Ces cours en ligne dispensés par des experts de renom –enfin normalement- et accessibles gratuitement, n’importe où pourvu qu’on soit doté d’un accès internet, vont-ils finir par faire de l’ombre aux MBA ? Explications.

Bientôt tous des Laurie Pickard ? Cette jeune américaine, au lieu d’investir une somme astronomique dans un MBA, a suivi des Moocs –une vingtaine- auprès de plusieurs universités prestigieuses, pour au final, se faire un MBA sur mesure. Au programme : comptabilité à Wharton School, cours d’entrepreneuriat au MIT… Bref, la crème de la crème pour une somme au final modique (à peine 9 000 dollars). Son expérience, partagée sur son blog, est aujourd’hui disponible dans un livre ou via sa société qui dispense des conseils pour se former sans se ruiner.

 

Quel développement des moocs pour les grandes écoles ?
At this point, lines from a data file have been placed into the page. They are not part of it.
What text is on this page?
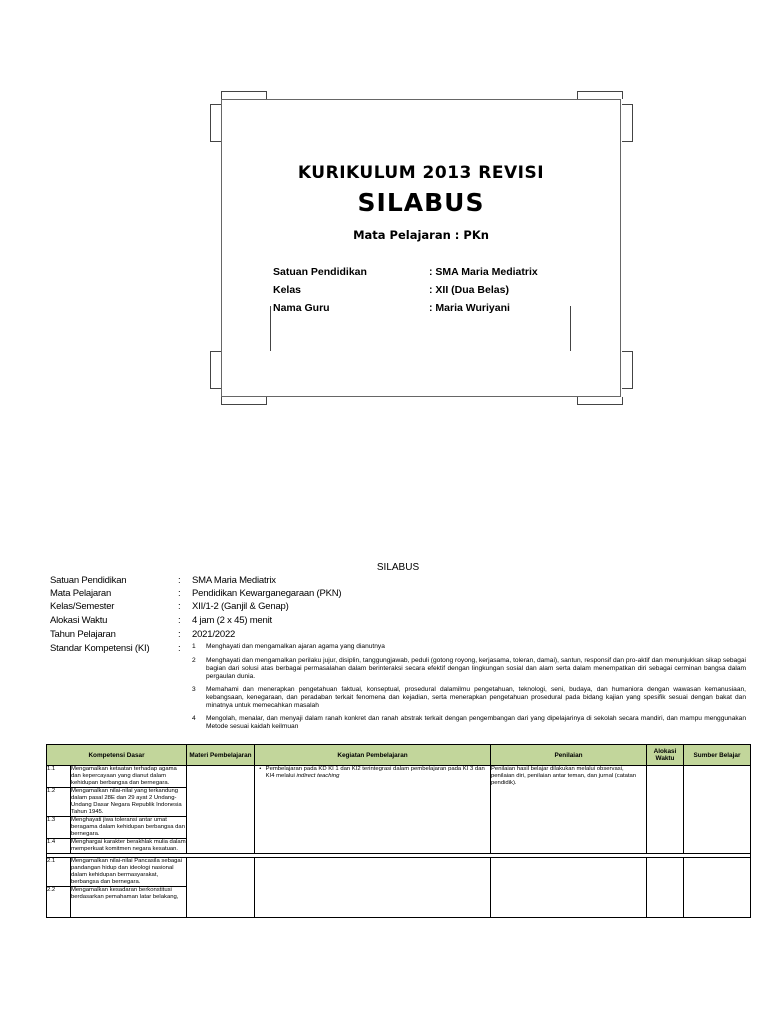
KURIKULUM 2013 REVISI
SILABUS
Mata Pelajaran : PKn
Satuan Pendidikan	: SMA Maria Mediatrix
Kelas	: XII (Dua Belas)
Nama Guru	: Maria Wuriyani
SILABUS
Satuan Pendidikan	: SMA Maria Mediatrix
Mata Pelajaran	: Pendidikan Kewarganegaraan (PKN)
Kelas/Semester	: XII/1-2 (Ganjil & Genap)
Alokasi Waktu	: 4 jam (2 x 45) menit
Tahun Pelajaran	: 2021/2022
Standar Kompetensi (KI)	: 1 Menghayati dan mengamalkan ajaran agama yang dianutnya
2 Menghayati dan mengamalkan perilaku jujur, disiplin, tanggungjawab, peduli (gotong royong, kerjasama, toleran, damai), santun, responsif dan pro-aktif dan menunjukkan sikap sebagai bagian dari solusi atas berbagai permasalahan dalam berinteraksi secara efektif dengan lingkungan sosial dan alam serta dalam menempatkan diri sebagai cerminan bangsa dalam pergaulan dunia.
3 Memahami dan menerapkan pengetahuan faktual, konseptual, prosedural dalamilmu pengetahuan, teknologi, seni, budaya, dan humaniora dengan wawasan kemanusiaan, kebangsaan, kenegaraan, dan peradaban terkait fenomena dan kejadian, serta menerapkan pengetahuan prosedural pada bidang kajian yang spesifik sesuai dengan bakat dan minatnya untuk memecahkan masalah
4 Mengolah, menalar, dan menyaji dalam ranah konkret dan ranah abstrak terkait dengan pengembangan dari yang dipelajarinya di sekolah secara mandiri, dan mampu menggunakan Metode sesuai kaidah keilmuan
Kompetensi Dasar		Materi Pembelajaran	Kegiatan Pembelajaran	Penilaian	Alokasi Waktu	Sumber Belajar
1.1	Mengamalkan ketaatan terhadap agama dan kepercayaan yang dianut dalam kehidupan berbangsa dan bernegara.		• Pembelajaran pada KD KI 1 dan KI2 terintegrasi dalam pembelajaran pada KI 3 dan KI4 melalui indirect teaching	Penilaian hasil belajar dilakukan melalui observasi, penilaian diri, penilaian antar teman, dan jurnal (catatan pendidik).		
1.2	Mengamalkan nilai-nilai yang terkandung dalam pasal 28E dan 29 ayat 2 Undang-Undang Dasar Negara Republik Indonesia Tahun 1945.					
1.3	Menghayati jiwa toleransi antar umat beragama dalam kehidupan berbangsa dan bernegara.					
1.4	Menghargai karakter berakhlak mulia dalam memperkuat komitmen negara kesatuan.					

2.1	Mengamalkan nilai-nilai Pancasila sebagai pandangan hidup dan ideologi nasional dalam kehidupan bermasyarakat, berbangsa dan bernegara.					
2.2	Mengamalkan kesadaran berkonstitusi berdasarkan pemahaman latar belakang,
Alors les Moocs – Massive Open Online Classrooms- peuvent-ils remplacer les MBA ? Tous les MBA ? À moindre frais ? Un sujet on ne peut plus sensible. Surtout en France ou le diplôme, et plus exactement le diplôme de certaines écoles, est encore un précieux sésame pour décrocher un job ou grimper dans les organisations. « Ces écoles vont-elles monétiser leur marque ? Par exemple via les Moocs et ainsi, tout le monde (ou presque) pourrait se revendiquer de ces grands établissements », s’interroge Marc Dennery, fondateur de C-Campus. Ou, au contraire, vont-elles essayer de protéger leur marque en ne bradant pas leur pédagogie ? Et tant pis, si elles restent élitistes et que tout le monde ne peut y avoir accès. Pour ce spécialiste de la formation continue et de l’innovation pédagogique, « comme dans le secteur de la consommation, les Moocs ne vont pas toucher le premium, ni le segment du luxe autrement dit, pas les grandes écoles ni les grandes universités, mais les écoles de rang inférieur, sans marque forte. « Pourquoi voulez-vous qu’un apprenant débourse jusqu’à 30 000 euros et soit obligé de bosser le soir et le week-end alors qu’il a désormais la possibilité de suivre des cours d’excellent niveau sur plusieurs années, à son rythme sans se couper de son entreprise », argumente-t-il.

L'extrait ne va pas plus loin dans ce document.